Rouletabille n’écoute même pas le rapport de son lieutenant La Candeur, un reporter de son service, une espèce de géant qu’il a amené de Paris pour les fidèles besognes. Et pourtant ce que dit La Candeur ne semble pas dénué d’intérêt.

« Rouletabille, on connaît le plan des Bulgares ! Fais marcher tes épingles ! La première et la deuxième armée vont descendre le cours de la Maritza et investir Andrinople. La troisième, elle, obliquera à l’ouest des deux premières, descendra d’abord du nord au sud, s’emparera de la voie ferrée, puis prendra l’offensive à l’est. Le gros coup sera d’abord la prise d’Andrinople. Le généralissime Savoff affirme à qui veut l’entendre qu’il va d’abord sacrifier cinquante mille hommes pour prendre Andrinople « à la japonaise ».
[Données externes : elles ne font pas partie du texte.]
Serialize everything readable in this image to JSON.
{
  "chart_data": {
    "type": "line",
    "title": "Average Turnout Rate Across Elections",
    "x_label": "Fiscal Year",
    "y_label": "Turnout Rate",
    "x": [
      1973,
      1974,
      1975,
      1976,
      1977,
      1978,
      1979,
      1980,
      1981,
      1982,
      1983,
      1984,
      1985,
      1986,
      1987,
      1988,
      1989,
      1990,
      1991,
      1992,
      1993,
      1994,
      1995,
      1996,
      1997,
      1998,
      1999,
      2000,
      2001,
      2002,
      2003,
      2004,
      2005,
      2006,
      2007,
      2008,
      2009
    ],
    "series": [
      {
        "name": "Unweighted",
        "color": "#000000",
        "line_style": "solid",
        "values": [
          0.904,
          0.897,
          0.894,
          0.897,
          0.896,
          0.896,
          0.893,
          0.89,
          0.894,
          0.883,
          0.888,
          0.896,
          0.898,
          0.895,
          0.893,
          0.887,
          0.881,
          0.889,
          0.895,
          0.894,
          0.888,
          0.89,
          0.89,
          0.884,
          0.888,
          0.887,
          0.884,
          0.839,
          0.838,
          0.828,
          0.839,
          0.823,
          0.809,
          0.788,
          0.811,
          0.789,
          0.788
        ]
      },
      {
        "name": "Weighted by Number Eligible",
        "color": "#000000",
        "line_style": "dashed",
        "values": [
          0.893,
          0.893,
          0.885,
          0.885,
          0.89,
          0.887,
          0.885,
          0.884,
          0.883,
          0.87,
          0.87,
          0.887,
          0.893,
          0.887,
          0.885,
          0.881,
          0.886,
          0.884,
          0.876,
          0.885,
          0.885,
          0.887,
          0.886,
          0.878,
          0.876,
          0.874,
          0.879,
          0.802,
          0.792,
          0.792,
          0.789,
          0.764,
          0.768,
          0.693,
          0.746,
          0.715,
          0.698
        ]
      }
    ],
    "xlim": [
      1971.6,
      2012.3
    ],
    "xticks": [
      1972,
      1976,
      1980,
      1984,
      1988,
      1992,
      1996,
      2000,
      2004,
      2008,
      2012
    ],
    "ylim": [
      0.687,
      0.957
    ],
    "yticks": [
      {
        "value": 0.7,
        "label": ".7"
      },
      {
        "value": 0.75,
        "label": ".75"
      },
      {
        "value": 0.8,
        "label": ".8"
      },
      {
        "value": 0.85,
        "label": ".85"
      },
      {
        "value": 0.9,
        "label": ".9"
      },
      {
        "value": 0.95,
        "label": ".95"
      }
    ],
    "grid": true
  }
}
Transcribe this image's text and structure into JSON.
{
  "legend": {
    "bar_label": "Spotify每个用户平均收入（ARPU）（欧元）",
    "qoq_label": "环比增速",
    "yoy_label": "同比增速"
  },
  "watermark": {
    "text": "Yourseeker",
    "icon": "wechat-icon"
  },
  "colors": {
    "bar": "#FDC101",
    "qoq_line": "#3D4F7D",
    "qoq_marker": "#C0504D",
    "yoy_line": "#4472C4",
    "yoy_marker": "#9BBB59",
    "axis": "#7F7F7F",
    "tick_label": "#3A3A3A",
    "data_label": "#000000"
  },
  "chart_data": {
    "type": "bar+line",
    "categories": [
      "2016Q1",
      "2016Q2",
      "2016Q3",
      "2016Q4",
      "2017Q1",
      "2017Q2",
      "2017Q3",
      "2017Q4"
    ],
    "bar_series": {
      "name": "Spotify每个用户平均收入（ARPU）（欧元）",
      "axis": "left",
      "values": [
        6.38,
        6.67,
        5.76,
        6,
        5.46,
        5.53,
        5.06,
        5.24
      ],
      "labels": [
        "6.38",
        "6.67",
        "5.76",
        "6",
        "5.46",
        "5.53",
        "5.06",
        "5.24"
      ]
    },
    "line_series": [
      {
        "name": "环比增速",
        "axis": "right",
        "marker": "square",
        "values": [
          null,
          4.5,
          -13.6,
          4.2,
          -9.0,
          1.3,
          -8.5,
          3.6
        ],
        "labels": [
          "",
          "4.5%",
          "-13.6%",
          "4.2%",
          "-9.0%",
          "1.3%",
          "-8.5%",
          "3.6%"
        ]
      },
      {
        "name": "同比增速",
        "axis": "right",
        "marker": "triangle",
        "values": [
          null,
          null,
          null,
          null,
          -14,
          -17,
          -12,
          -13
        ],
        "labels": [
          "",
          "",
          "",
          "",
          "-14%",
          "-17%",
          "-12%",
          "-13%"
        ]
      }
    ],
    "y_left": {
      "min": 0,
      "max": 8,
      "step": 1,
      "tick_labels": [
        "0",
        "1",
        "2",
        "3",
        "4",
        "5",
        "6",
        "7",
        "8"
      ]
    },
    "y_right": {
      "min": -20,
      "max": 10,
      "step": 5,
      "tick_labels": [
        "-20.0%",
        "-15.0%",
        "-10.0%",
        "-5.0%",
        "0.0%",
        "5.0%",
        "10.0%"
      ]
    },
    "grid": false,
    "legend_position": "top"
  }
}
— Qu’il dit ! » finit par laisser échapper Rouletabille.

Et il ajouta :

« Tais-toi, idiot ! $’il le dit, c’est qu’il ne le fera pas ! S’il devait le faire, il ne le dirait pas !… On connaît le plan des Bulgares, dis-tu ? Du moment qu’on le connaît, exprima le reporter en haussant les épaules, c’est que ce n’est pas celui-là ! »

Et il alla se planter devant une immense carte des Balkans.

« J’suis pas plus idiot que toi, répliqua La Candeur, vexé. La preuve que c’est vrai, c’est que tous les officiers ont reçu des ordres conformes…

— Veux-tu que je te prouve que ce n’est pas vrai ? fit Rouletabille. Tiens, écris ! »

Et il lui dicta une dépêche retraçant le fameux plan des Bulgares, sonna son domestique, un Français nommé Modeste, ex-garçon de café et fort brave homme, et lui ordonna de la porter à la censure.

« À quoi penses-tu ? La censure est fermée à dix heures, dit La Candeur.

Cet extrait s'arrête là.